Alexander Milanick appeals a non-final order denying his motion to quash and dismiss the proceeding. He argues that the case should have been dismissed based on the State’s failure to personally serve him. We agree and reverse.
The instant action was brought by the State pursuant to section 112.317(7), Florida Statutes, which authorizes the State to bring a civil action to recover costs and fees awarded by the Florida Commission on Ethics. Previously, the Florida Commission on Ethics had entered an order against Milanick with which Milanick never complied.
The State attempted to personally serve Milanick but was unsuccessful; thus, it constructively served him instead. Mi-lanick filed a notice of special appearance and motion to quash and dismiss the proceeding on the ground that he had not been personally served with process and that the trial court lacked jurisdiction over him. The State responded by admitting that it failed to personally serve Milanick *35and filing a proof of service by publication. The trial court denied Milanick’s motion, ruling that the case was a debt enforcement case and that constructive service was sufficient to confer personal jurisdiction under section 49.011(1), Florida Statutes. This timely appeal followed.

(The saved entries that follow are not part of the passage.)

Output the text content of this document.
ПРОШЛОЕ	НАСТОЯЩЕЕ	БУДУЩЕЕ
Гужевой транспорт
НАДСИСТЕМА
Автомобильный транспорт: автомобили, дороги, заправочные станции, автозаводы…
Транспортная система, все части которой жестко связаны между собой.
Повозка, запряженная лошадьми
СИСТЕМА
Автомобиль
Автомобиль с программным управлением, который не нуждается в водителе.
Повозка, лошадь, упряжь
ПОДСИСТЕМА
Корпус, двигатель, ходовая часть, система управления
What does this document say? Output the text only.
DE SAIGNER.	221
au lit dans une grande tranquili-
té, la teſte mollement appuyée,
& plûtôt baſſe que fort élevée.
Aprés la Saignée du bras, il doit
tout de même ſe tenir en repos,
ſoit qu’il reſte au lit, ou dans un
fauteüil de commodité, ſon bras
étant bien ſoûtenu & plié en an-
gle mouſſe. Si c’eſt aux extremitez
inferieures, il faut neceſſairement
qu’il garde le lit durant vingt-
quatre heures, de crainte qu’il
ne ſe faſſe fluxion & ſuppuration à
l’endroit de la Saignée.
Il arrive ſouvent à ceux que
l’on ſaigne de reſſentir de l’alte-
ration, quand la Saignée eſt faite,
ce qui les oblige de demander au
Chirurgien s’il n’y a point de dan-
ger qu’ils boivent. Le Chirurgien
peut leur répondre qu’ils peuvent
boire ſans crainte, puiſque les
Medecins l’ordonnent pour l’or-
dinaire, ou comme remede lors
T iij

Section 49.011, Florida Statutes, provides that service by publication may be made in any action or proceeding “[t]o enforce any legal or equitable lien or claim to any title or interest in real or personal property within the jurisdiction of the court or any fund held or debt owing by any party on whom process can be served within [Florida].” § 49.011(1), Fla. Stat. (2013). The case law is clear, however, that constructive service by publication under this statute cannot confer a court with jurisdiction over a person. See Drury v. Nat’l Auto Lenders, Inc., 83 So.3d 951, 952 (Fla. 3d DCA 2012) (“Service by publication confers only in rem or quasi in rem jurisdiction upon a trial court. A personal money judgment necessitates in personam jurisdiction over the defendant.” (citation omitted)); Huguenor v. Huguenor, 420 So.2d 344, 346 (Fla. 5th DCA 1982) (“[The defendant] may very well be subject to the provisions of Florida’s long-arm statute, but in personam jurisdiction cannot be obtained over her by service by publication.”); Shannon v. Great S. Equip. Co., 326 So.2d 19, 20 (Fla. 2d DCA 1976) (“As noted, the original action against Shelter sounded In personam. If such an action is to be prosecuted against one on whom personal service cannot be effected it must be brought ‘quasi in rem’ and directed against property (which may include a debt owed) belonging to the defendant found in this state.”). Moreover, section 49.011 must be strictly construed against the party who seeks to obtain service under it. Huguenor, 420 So.2d at 346.
Here, the State concedes that it is proceeding in personam rather than in rem or quasi in rem. Thus, because the State never personally served Milanick, we are compelled to reverse.
REVERSED and REMANDED.
TORPY, C.J., and EVANDER, J„ concur.